I've been running a series of load tests on a dedicated DB SAN from a pre-production cluster (Dell R710 connecting to a dedicated RAID10 SAN over 2 gigabit ethernet connections), and I'm not sure if I'm correctly interpreting the data.
For reference, here's the raw data.
Test 1
sqlio v1.5.SG
using system counter for latency timings, 2727587 counts per second
parameter file used: paramD100.txt
file d:\tmp\testfile.dat with 2 threads (0-1) using mask 0x0 (0)
2 threads reading for 120 secs from file d:\tmp\testfile.dat
using 64KB random IOs
enabling multiple I/Os per thread with 2 outstanding
buffering set to use hardware disk cache (but not file cache)
using specified size: 20480 MB for file: d:\tmp\testfile.dat
initialization done
CUMULATIVE DATA:
throughput metrics:
IOs/sec: 372.12
MBs/sec: 23.25
latency metrics:
Min_Latency(ms): 1
Avg_Latency(ms): 10
Max_Latency(ms): 159
Test 2
sqlio v1.5.SG
using system counter for latency timings, 2727587 counts per second
parameter file used: paramD100.txt
file d:\tmp\testfile.dat with 2 threads (0-1) using mask 0x0 (0)
2 threads reading for 120 secs from file d:\tmp\testfile.dat
using 64KB random IOs
enabling multiple I/Os per thread with 2 outstanding
buffering set to use hardware disk cache (but not file cache)
using specified size: 20480 MB for file: d:\tmp\testfile.dat
initialization done
CUMULATIVE DATA:
throughput metrics:
IOs/sec: 358.26
MBs/sec: 22.39
latency metrics:
Min_Latency(ms): 1
Avg_Latency(ms): 10
Max_Latency(ms): 169
In order to reduce the difference between test results, these tests were run at 11:30am on 2 consecutive days.
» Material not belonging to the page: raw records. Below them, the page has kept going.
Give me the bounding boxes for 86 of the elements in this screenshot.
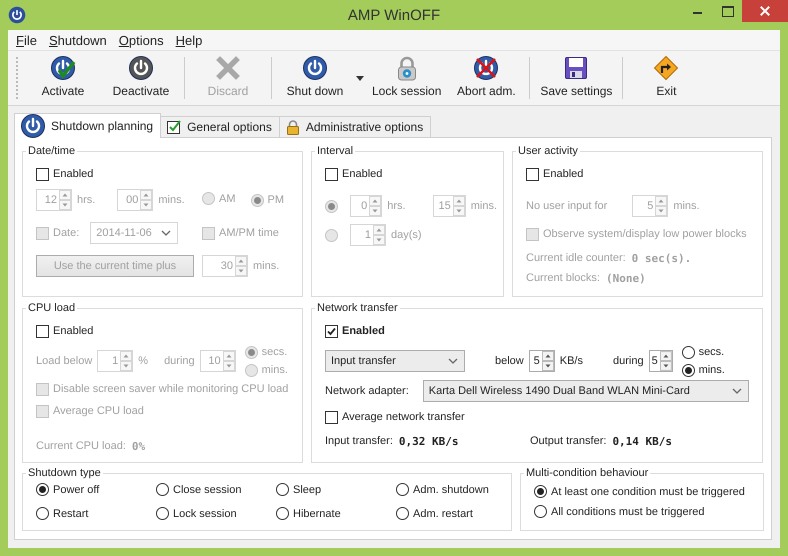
- radio-button[interactable]: At least one condition must be triggered: [534, 485, 745, 498]
- checkbox[interactable]: Enabled: [36, 324, 94, 338]
- radio-button[interactable]: mins.: [682, 362, 725, 378]
- radio-button[interactable]: secs.: [682, 344, 725, 360]
- checkbox[interactable]: Enabled: [325, 168, 382, 180]
- stat-label: Current blocks:: [526, 272, 600, 284]
- stat-value: (None): [606, 272, 646, 284]
- group-title: Shutdown type: [27, 467, 102, 479]
- toolbar-button[interactable]: Lock session: [366, 55, 448, 101]
- toolbar-button[interactable]: Exit: [627, 55, 706, 101]
- close-button[interactable]: [742, 0, 788, 22]
- chevron-icon: [732, 388, 742, 394]
- field-label: No user input for: [526, 200, 608, 212]
- unit-label: hrs.: [77, 194, 96, 206]
- checkbox[interactable]: Enabled: [325, 324, 385, 338]
- window-title: AMP WinOFF: [348, 6, 440, 24]
- group-title: Network transfer: [316, 302, 399, 314]
- caret-icon[interactable]: [356, 76, 364, 80]
- stat-label: Current CPU load:: [36, 440, 126, 452]
- checkbox-icon: [166, 119, 182, 135]
- unit-label: mins.: [253, 260, 280, 272]
- menu-item[interactable]: Shutdown: [42, 32, 113, 48]
- cross-icon: [215, 55, 241, 81]
- spin-box[interactable]: 5: [528, 350, 555, 372]
- tab[interactable]: General options: [160, 116, 280, 137]
- toolbar-button[interactable]: Save settings: [534, 55, 618, 101]
- chevron-icon: [448, 358, 458, 364]
- checkbox[interactable]: Enabled: [526, 168, 584, 180]
- stat-value: 0%: [132, 440, 146, 452]
- power-icon: [302, 55, 328, 81]
- unit-label: mins.: [673, 200, 700, 212]
- unit-label: hrs.: [387, 200, 406, 212]
- radio-button[interactable]: Sleep: [276, 483, 322, 496]
- radio-button[interactable]: Adm. restart: [396, 507, 473, 520]
- group-title: Date/time: [27, 145, 76, 157]
- check-icon: [326, 326, 337, 336]
- radio-button[interactable]: Lock session: [156, 507, 237, 520]
- radio-button[interactable]: Close session: [156, 483, 242, 496]
- field-label: during: [612, 355, 644, 367]
- radio-button[interactable]: Hibernate: [276, 507, 341, 520]
- unit-label: %: [138, 355, 148, 367]
- toolbar-button[interactable]: Activate: [24, 55, 102, 101]
- toolbar-button[interactable]: Shut down: [276, 55, 354, 101]
- menu-item[interactable]: Options: [112, 32, 170, 48]
- stat-label: Input transfer:: [325, 435, 393, 447]
- group-title: CPU load: [27, 302, 76, 314]
- toolbar-button[interactable]: Deactivate: [102, 55, 180, 101]
- radio-button[interactable]: All conditions must be triggered: [534, 505, 704, 518]
- group-title: User activity: [517, 145, 579, 157]
- padlock-icon: [284, 119, 301, 135]
- radio-button[interactable]: Power off: [36, 483, 100, 496]
- field-label: Network adapter:: [325, 385, 409, 397]
- field-label: Load below: [36, 355, 92, 367]
- chevron-icon: [161, 230, 172, 236]
- power-check-icon: [50, 55, 76, 81]
- field-label: below: [495, 355, 524, 367]
- group-title: Multi-condition behaviour: [525, 467, 650, 479]
- toolbar-button[interactable]: Abort adm.: [447, 55, 526, 101]
- unit-label: mins.: [470, 200, 498, 212]
- power-icon: [8, 6, 26, 24]
- menu-item[interactable]: File: [10, 32, 43, 48]
- stat-label: Output transfer:: [530, 435, 606, 447]
- stat-value: 0,14 KB/s: [612, 434, 672, 448]
- checkbox[interactable]: Enabled: [36, 168, 94, 180]
- unit-label: KB/s: [560, 355, 583, 367]
- stat-value: 0,32 KB/s: [398, 434, 458, 448]
- radio-button[interactable]: [325, 228, 338, 242]
- radio-button[interactable]: Restart: [36, 507, 88, 520]
- radio-button[interactable]: [325, 200, 338, 212]
- field-label: during: [164, 355, 195, 367]
- turn-arrow-icon: [653, 55, 680, 81]
- menu-item[interactable]: Help: [170, 32, 208, 48]
- stat-label: Current idle counter:: [526, 252, 626, 264]
- crossed-power-icon: [473, 55, 500, 81]
- spin-box[interactable]: 5: [648, 350, 673, 372]
- power-icon: [128, 55, 154, 81]
- radio-button[interactable]: Adm. shutdown: [396, 483, 489, 496]
- unit-label: mins.: [158, 194, 185, 206]
- unit-label: day(s): [391, 229, 422, 241]
- dropdown[interactable]: Karta Dell Wireless 1490 Dual Band WLAN Mini-Card: [422, 380, 749, 402]
- tab[interactable]: Shutdown planning: [14, 113, 162, 138]
- dropdown[interactable]: Input transfer: [325, 350, 465, 372]
- group-title: Interval: [316, 145, 354, 157]
- stat-value: 0 sec(s).: [632, 252, 692, 264]
- checkbox[interactable]: Average network transfer: [325, 410, 465, 424]
- tab[interactable]: Administrative options: [278, 116, 432, 137]
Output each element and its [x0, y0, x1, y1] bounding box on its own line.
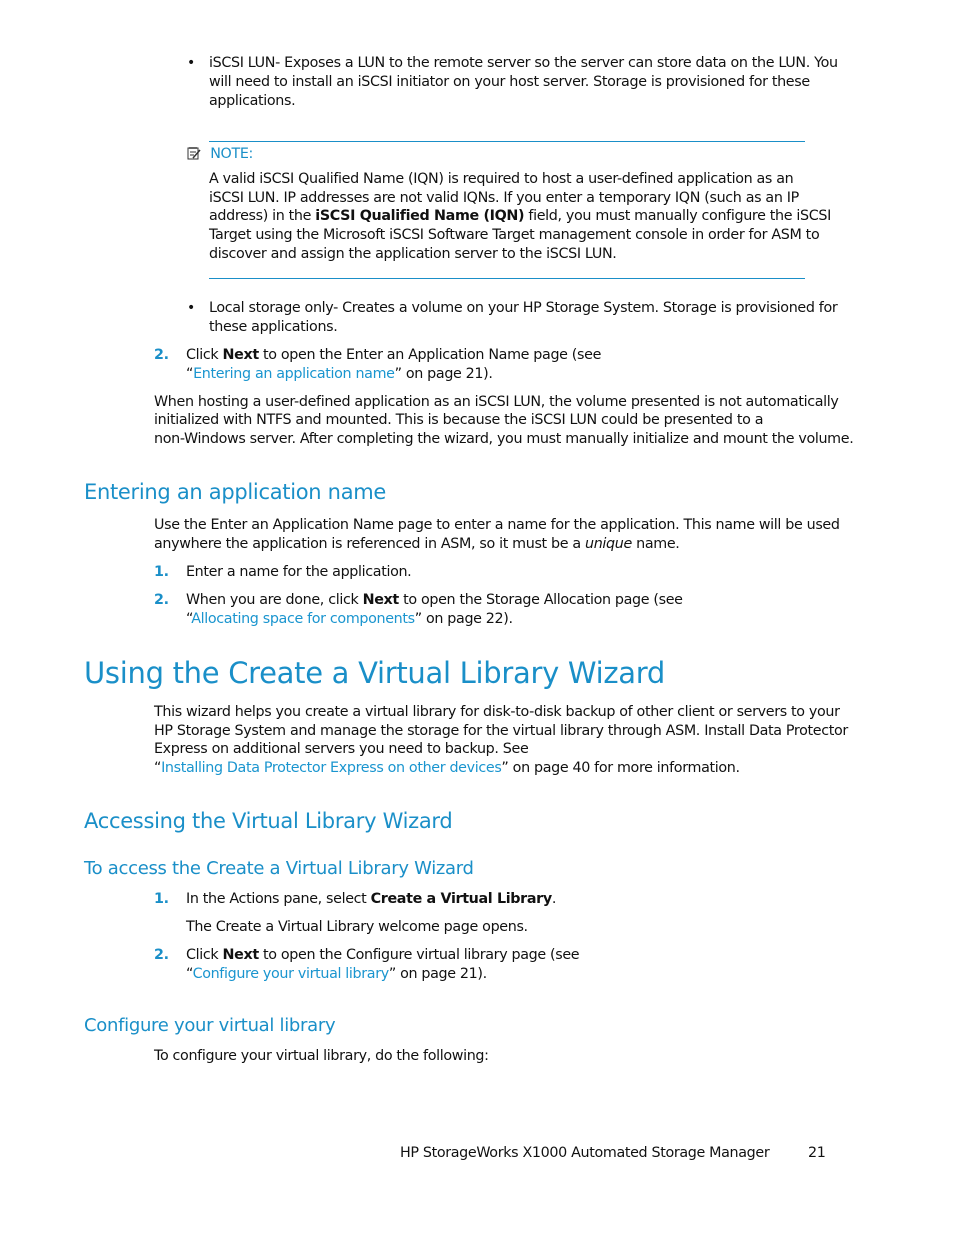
bullet-marker: •: [187, 300, 196, 316]
page-ref: ” on page 22).: [414, 611, 513, 627]
italic-unique: unique: [584, 536, 632, 552]
step-text-part: Click: [186, 347, 223, 363]
section-heading: Accessing the Virtual Library Wizard: [84, 809, 453, 833]
note-text: field, you must manually configure the i…: [524, 208, 831, 224]
step-ref: “Configure your virtual library” on page…: [186, 965, 487, 984]
note-line: address) in the iSCSI Qualified Name (IQ…: [209, 207, 831, 226]
bullet-line: applications.: [209, 93, 296, 109]
note-line: discover and assign the application serv…: [209, 246, 617, 262]
footer-title: HP StorageWorks X1000 Automated Storage …: [400, 1145, 770, 1161]
page-number: 21: [808, 1145, 826, 1161]
step-number: 2.: [154, 947, 169, 963]
step-number: 1.: [154, 891, 169, 907]
text: .: [551, 891, 557, 907]
text: In the Actions pane, select: [186, 891, 371, 907]
para-line: When hosting a user-defined application …: [154, 394, 839, 410]
chapter-heading: Using the Create a Virtual Library Wizar…: [84, 656, 665, 690]
next-bold: Next: [222, 347, 260, 363]
para-line: HP Storage System and manage the storage…: [154, 723, 848, 739]
page-ref: ” on page 21).: [388, 966, 487, 982]
para-line: This wizard helps you create a virtual l…: [154, 704, 840, 720]
link-installing-data-protector[interactable]: Installing Data Protector Express on oth…: [161, 760, 502, 776]
quote: “: [154, 760, 162, 776]
text: to open the Configure virtual library pa…: [258, 947, 580, 963]
para-line: non-Windows server. After completing the…: [154, 431, 854, 447]
para-line: To configure your virtual library, do th…: [154, 1048, 489, 1064]
field-name-bold: iSCSI Qualified Name (IQN): [315, 208, 525, 224]
next-bold: Next: [222, 947, 260, 963]
note-line: Target using the Microsoft iSCSI Softwar…: [209, 227, 820, 243]
page-ref: ” on page 21).: [394, 366, 493, 382]
para-ref: “Installing Data Protector Express on ot…: [154, 759, 740, 778]
note-top-rule: [209, 141, 805, 142]
note-text: address) in the: [209, 208, 316, 224]
step-text: When you are done, click Next to open th…: [186, 591, 683, 610]
note-icon: [187, 146, 201, 160]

Given this load pattern, should I be expecting as low a MBPS throughput as I'm getting, or am I interpreting this correctly and believe that there's either an issue with the network or the SAN (or the whole lot)?
Thanks.
Update #1
To give specifics, the setup is as follows.
Production DB cluster
Dell R710, with 2 x Broadcom 5709's (iSCSI and TOE offload capable, using Dell's Multipathing IO software). And yes, I've seen the 'Broadcom - die mutha' post :S
Switch
2 Juniper EX4200-48T's acting as a single virtual switch
One connection from each Broadcom NIC on each Cluster connects to one switch And there are 2 Gigabit connections from each Switch to the SAN.
SAN
Dell EqualLogic PS6000E iSCSI SAN, packed out with 16 (14 + 2 hotspare) 2tb 7200rpm drives
As far as I know, and from how I think this should work, we should theoretically be getting 200mbps, which as you can see, we're not.
Update 2
To give a bit more context, here's a graph showing the average mbps for 4 separate runs.
For reference, the Y axis is MBPS, and the X axis is the IO type (random or sequential), Pending IO's and the operation (read vs write).
Images disabled, so here's a link - Graph showing average results for 4 SQLIO runs
There are 2 things concerning me here -
- Firstly, the random read throughput is lower than I'd have expected
- And secondly, random write IO's plateau out at 110mbps, whereas this suggests the array should be capable of more than that.
Is this a roughly expected pattern for this type of setup? And is there anything else that looks out of place or wrong here?
No, you're right, that's not great at all - you don't mention the layout of the SAN but given it's R10 then you'd imagine a worst case scenario of a minimum of 4 x cheapo SATA disks over one of those 1Gbps links (I doubt both will be utilised at the same time due to MAC consistency), even then I'd expect at least double the random read MBps you're seeing, and that's worst case. There's something wrong.
Since you don't mention what the SAN is, I'm going to assume it's generic iSCSI.
What kind of disks are in it ? What speeds ? What cache, if any, is present on the RAID-10 ?
I agree that 22MB/sec is horribly slow, but if it's just 4 SATA disks in RAID-10, the 350-odd IOPS would be about right.
In your dreams. when doing not random IO, where msot time is spend jumping from sector to sector. But with random io and few slow end user discs that sounds about right - welcome to a worls where you get around 300 IOPS for a pair of diskcs, and a SSD gives you 60.000. Now maybe you understand that SSD kiklkl a SAN for random IO, and the MB/S number that end users love osm uch has no relevance for database storage backends.
You also sabotage is:
Ok, given that SATA NCQ (Native Command Queueing) intelligently reorders up to 32 pending requests in teh disc, sending on only 2 at the same time is suboptimal. You get 2x2 = 4 outstanding, but can handle 32 per disc.
Taht said, at the end you need (a) faster discs (b) more of them to get higher IOPS. Or a decent second level cache (Adaptec raid controlelrs can use SSD as read & write cache).